Qui est pécheur ? C’est celui qui ne croit pas en moi.

Qui est juste ? C’est moi, qui vais chez le Père et que vous ne verrez plus.

Qui est jugé ? C’est le chef de ce monde qui est déjà condamné.»

 Dans le monde, L’Esprit fait une œuvre de conviction, sur trois points : il convainc de péché, c'est à dire il fait reconnaître à l'homme son état de séparation d'avec Dieu à cause de son incrédulité envers Jésus (v 9).

En même temps il amène le pécheur à reconnaître la sainteté de Dieu, et sa justice (v 10) : ce mot en hébreu (tsedaka) signifie beaucoup plus que pour nous, = droiture, équité, fidélité et amour (Esaïe 45.8,21 ; Ps 98.2 ; 111.3-4 ; 112.4; 119.137-138 ; 1 Jn 3.7 ! Donc il équivaut à "salut".

Christ étant sans péché = Juste, a pu avec justice  ressusciter et être élevé auprès du Père (v 10), d’où il agit universellement pour sauver et, par amour, il considère comme justes ceux qui le reconnaissent comme leur Sauveur (Rom 3.21-26).

Son ascension auprès du Père manifeste la reconnaissance divine de la justice de sa vie et de son œuvre (1 Ti 3.16).

L’œuvre du Saint-Esprit dans le monde consiste donc à amener le pécheur à la repentance, puis à le convaincre de l’œuvre de salut accomplie par Christ en sa faveur (1 Co 12.3). Il permet aussi au pécheur qui s’en remet à lui de bénéficier de cette justice (1 Co 6.11 ; Rm 5.9,18-19).

La troisième œuvre de l’Esprit dans le monde est de convaincre de jugement. Jésus anticipe ensuite sur sa mort et sa résurrection qui vont marquer la condamnation de Satan, et sur le jugement qui a ici deux sens : c’est la délivrance de l’emprise du péché sur le croyant, et c’est la condamnation de Satan qui cherche à dévoyer le croyant, et qui, vaincu à la croix, sera anéanti définitivement au retour en gloire de Christ (Ap 12.9-10 ; 20.10)

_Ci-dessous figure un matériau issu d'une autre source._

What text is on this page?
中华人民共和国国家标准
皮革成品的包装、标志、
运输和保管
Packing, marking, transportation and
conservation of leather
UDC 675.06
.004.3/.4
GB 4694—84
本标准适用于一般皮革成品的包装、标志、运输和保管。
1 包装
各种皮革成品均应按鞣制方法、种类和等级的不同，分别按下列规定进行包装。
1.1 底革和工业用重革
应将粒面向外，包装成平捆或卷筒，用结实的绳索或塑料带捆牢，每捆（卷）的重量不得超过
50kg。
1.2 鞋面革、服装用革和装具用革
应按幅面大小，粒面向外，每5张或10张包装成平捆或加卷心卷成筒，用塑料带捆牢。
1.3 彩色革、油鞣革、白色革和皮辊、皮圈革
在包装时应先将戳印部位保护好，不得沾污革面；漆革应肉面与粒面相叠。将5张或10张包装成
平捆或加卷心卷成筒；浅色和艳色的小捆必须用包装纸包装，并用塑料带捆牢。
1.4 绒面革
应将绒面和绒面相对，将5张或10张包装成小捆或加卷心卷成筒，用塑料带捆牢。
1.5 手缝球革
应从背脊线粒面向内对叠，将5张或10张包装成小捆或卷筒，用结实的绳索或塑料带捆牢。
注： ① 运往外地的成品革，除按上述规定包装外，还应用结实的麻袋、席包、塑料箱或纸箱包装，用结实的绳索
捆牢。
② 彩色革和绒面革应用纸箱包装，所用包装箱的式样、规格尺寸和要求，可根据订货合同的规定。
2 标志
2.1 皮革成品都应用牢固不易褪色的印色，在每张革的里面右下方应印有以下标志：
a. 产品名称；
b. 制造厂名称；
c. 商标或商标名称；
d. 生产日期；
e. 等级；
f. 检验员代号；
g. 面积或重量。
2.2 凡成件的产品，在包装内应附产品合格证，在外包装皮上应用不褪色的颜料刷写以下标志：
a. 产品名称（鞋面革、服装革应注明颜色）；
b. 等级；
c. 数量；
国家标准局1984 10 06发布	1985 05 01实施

Le pécheur, convaincu de son indignité devant Dieu, convaincu du pardon de ce Dieu d'amour qui le sauve, est délivré de l'emprise du mal et peut refuser d'obéir au mal ambiant et devenir disciple de Christ (v 11).

 Ces trois œuvres de l’Esprit marquent les trois étapes de la conversion : la repentance, la reconnaissance que Jésus, le seul juste, sauve, et la libération du péché dans le cœur et la vie du converti.

          Pour les disciples, encore ignorants et inconscients de la vraie nature de Jésus avant sa résurrection (v 12), l’Esprit sera le guide de leur foi. Pour qu’il puisse convaincre le monde, il faut d’abord qu’il agisse dans les disciples qui seront ses mains et ses ambassadeurs dans le monde. Ce qu’ils n’ont pas compris du vivant de Jésus sur terre, l’Esprit le leur révèlera dans toute sa clarté : le plan de Dieu pour le salut de tous exposé dans les Ecritures, la mission de l’Église dans le monde entier, l’union en Christ de tous les croyants, le retour de Christ en gloire, le rétablissement de toutes choses…Le verbe « conduire » annonce une marche, une progression dans la connaissance, la foi, et la sanctification, à la mesure de ce que chacun peut porter (v 12 ; Mt 25.15). On ne reçoit pas toute la vérité d’un seul coup, on avance pas à pas en sachant que sa « possession » ne sera jamais complète sur cette terre dominée par le péché. Car la « vérité », c’est la personne même de Jésus-Christ (Jn 14.6), que nul ne peut « posséder ».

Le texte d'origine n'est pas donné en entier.